Ania gets to go on many trips throughout the year, as do many people from her department, as they attend exams and give courses in Poland and abroad. Often, while she has little more than a small roll-along backpack, her friends have small wardrobes designed to deal with the 'clothes for travelling' plus 'clothes for wearing around the hotel' and 'clothes for the exam', or possibly even 'clothes for dinner'. Yes, it's nice to have all those clothes, except that they have to be transported on and off trains, planes, cars and elevators, dragged up and down stairs, and eventually unpacked. This not only effects oneself, it is also effects everyone around, who have to suffer by helping to lift the bags, to have less room on the train and then finally have to wait in the lobby while a certain person unpacks, changes clothes and messes around with their make up. No, let's instead think of our friends and take less of the stuff that does nothing but prop up our own egos.
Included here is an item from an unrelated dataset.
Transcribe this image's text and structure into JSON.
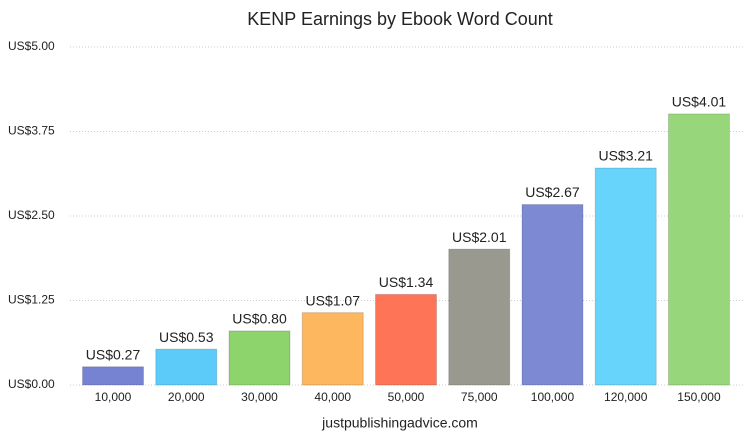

To respond quickly to the experiences that travel offers, one has to be able to move quickly. The more we take, the longer it will take us to meet those changing circumstances. "Sorry, I cannot join you, I have to wash my hair," is an at-home thought, one we need to abandon. My wife gets to see more, do more and meet more people because her hair is not cut in a way that needs continual maintenance, and with the bare minimum she takes in her bag she spends longer exploring her new room than she does in unpacking. She is down having a coffee at the bar or in that cafe across the road while her friends are still placing endless bottles on the shelf above their sink in an effort to recreate home in a hotel.
When you pack your bag, question everything:
- Why am I taking it?
- Can something else do the same job?
- Is it light enough?
The chances are that if it is liquid or cream the container is too large, something else will do, and your body can survive a day or two without it, and unless you are going to be staying in a field there will be some equivalent product on sale when you get there if it becomes vital to your continuing existence. Taking too much also means that everything gets squashed, so now we have to do something about all those creased clothes when we arrive. The less you take has another advantage, we now have less to lose if we drop something, leave it behind or have it stolen.
Do you need that fancy bag for your showering things, another for your make up, one more for first aid things and so on? Who will see what you bring? Are you afraid of the maid's opinion? Your friend who already knows you? If it fails to all fit in one wash bag, then there we have too much stuff. While choosing that one, effective washbag, find one with a nice hook on so you can hang it somewhere that doesn't have a shelf.
For the clothes, flexibility in choice is best done with the small things rather than the large. A single jacket and trousers can be mixed with a number of tops, and they take less room, and even if no one else notices, at least we will feel good for a change. Of course, it goes without saying that everything we take should be mix and match. If we think that we might like to buy things on our trip, and we do not want to have to stagger back with a bursting bag, then taking clothes bought from a secondhand and abandoning them before returning could make a lot of sense. Ania was once unexpectedly given many books on one trip to Slovenia, which since she had to bring them back it made sense to abandon other things to compensate. It was on this trip that she saw her first ever luggage on wheels.
And when we get back home, we unpack only what we need to wash or the bits and pieces that we bought while travelling. For the rest, since we will need most for the next trip it makes sense to store it in the luggage. This saves significant amounts of time during that stressful preparation process, and makes it easier to decide early on what you are short of and need to replace. And when we are doing our normal shopping, we try and remember to look out for those things we need, because trips are fun and worth good preparation.